Vietnam Destroys Huge Pile of Seized Ivory, Rhino Horns.


The Associated Press

Date Published

HANOI, Vietnam — Vietnamese authorities destroyed more than 2,200 kilograms (nearly 5,000 pounds) of seized elephant ivory and rhino horns on Saturday, sending a message ahead of a key international conference the country is hosting next week that they want illegal wildlife trafficking stopped.

The seized horns — estimated to be worth more than $7 million on the black market — came from some 330 African elephants and 23 rhinos that were slaughtered by poachers to meet the demand for ivory, used to make jewelry and home decorations, and rhino horns, in the misguided belief they can cure cancer.

The horns were crushed and then burned on the outskirts of Hanoi, with Vietnam joining 20 other nations in the destroying seized wildlife products.

An international conference on the illegal wildlife trade will be held next week in Hanoi, Vietnam’s capital.
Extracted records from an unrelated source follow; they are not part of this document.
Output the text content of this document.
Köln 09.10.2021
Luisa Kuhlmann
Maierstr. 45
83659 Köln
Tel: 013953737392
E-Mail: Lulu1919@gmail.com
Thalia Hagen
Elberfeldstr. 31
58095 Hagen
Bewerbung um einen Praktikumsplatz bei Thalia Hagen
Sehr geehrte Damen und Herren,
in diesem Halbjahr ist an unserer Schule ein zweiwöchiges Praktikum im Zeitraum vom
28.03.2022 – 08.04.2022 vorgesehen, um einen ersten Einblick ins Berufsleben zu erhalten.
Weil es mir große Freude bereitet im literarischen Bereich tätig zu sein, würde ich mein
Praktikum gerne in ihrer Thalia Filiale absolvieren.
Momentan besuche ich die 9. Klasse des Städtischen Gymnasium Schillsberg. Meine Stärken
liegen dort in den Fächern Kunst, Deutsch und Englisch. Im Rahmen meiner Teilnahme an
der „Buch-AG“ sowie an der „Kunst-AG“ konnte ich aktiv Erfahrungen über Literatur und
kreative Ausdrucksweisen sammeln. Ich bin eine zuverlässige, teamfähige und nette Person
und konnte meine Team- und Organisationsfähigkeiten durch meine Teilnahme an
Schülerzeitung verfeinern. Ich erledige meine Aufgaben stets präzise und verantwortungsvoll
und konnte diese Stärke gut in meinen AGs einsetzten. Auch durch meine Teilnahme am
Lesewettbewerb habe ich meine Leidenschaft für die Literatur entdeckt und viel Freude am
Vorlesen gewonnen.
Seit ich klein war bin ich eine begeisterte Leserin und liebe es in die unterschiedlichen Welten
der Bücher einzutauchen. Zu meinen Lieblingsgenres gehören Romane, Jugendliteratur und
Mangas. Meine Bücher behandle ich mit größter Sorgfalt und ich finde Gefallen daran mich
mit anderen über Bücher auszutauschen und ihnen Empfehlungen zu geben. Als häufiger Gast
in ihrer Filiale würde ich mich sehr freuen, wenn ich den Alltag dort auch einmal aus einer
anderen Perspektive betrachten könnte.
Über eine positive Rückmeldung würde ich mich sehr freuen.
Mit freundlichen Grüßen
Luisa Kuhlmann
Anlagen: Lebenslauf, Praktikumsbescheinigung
It will be attended by officials and experts including Britain’s Prince William, a vocal critic of the illegal wildlife trade.

Vietnam is one of the world’s major transit points and consumers of trafficked ivory and rhino horns.

According to the head of the Convention on International Trade in Endangered Species in Wild Fauna and Flora, or CITES , the destruction of ivory and horns ensures that no one can profit from the contraband and sends a message that “Vietnam is not prepared to tolerate this illegal trade, and that illegal traders now face significant risks along the entire supply chain — in source, transit and destination states.”

CITES Secretary-General John Scanlon said in a statement that the age and origin of the contraband can now be identified through forensics, making prosecution and conviction more likely.

“As a result of global collective efforts … trading in illegal ivory and rhino horn is shifting from low risk, high profit to high risk,” he said.

Ha Cong Tuan, Vietnam’s vice minister of agriculture and rural development, said at the event: “By organizing today’s destruction, Vietnam would like to affirm once again that the Vietnamese government is highly determined in implementing laws, international conventions and fighting law violations. It is also a message to those who are thinking of using or trading wildlife products for profit that they must stop; otherwise, they will be severely punished.”

The African elephant is facing an unprecedented poaching and trafficking threat. From 2010 to 2012, an estimated 100,000 elephants were killed illegally to meet the global demand for ivory, according to Humane Society International, an international animal protection group.

Over the past decade, poachers killed more than 6,000 rhinos across Africa. In South Africa, 13 rhinos were poached in 2007, but there has been a dramatic increase in poaching since then, and more than 1,300 were poached in 2015 alone, the group said.

“This is just one of many steps that Vietnam has taken over the last three years to combat wildlife poaching,” Teresa Telecky, Humane Society International’s director, told reporters Saturday. “We are very hopeful that this event will drive the message home to the public that they should not consume rhino horns, they should not consume ivory and get behind the Vietnamese government in trying to stop to this.”

In the past two months, authorities in Vietnam have seized 4 tons of ivory smuggled in five shipments from Africa. The destruction Saturday included 2,183 kilograms (4,800 pounds) of ivory and 70 kilograms (154 pounds) of rhino horns.

Vietnam has banned poaching of its own dwindling elephant population, while the Javan rhino was declared extinct in Vietnam in 2011.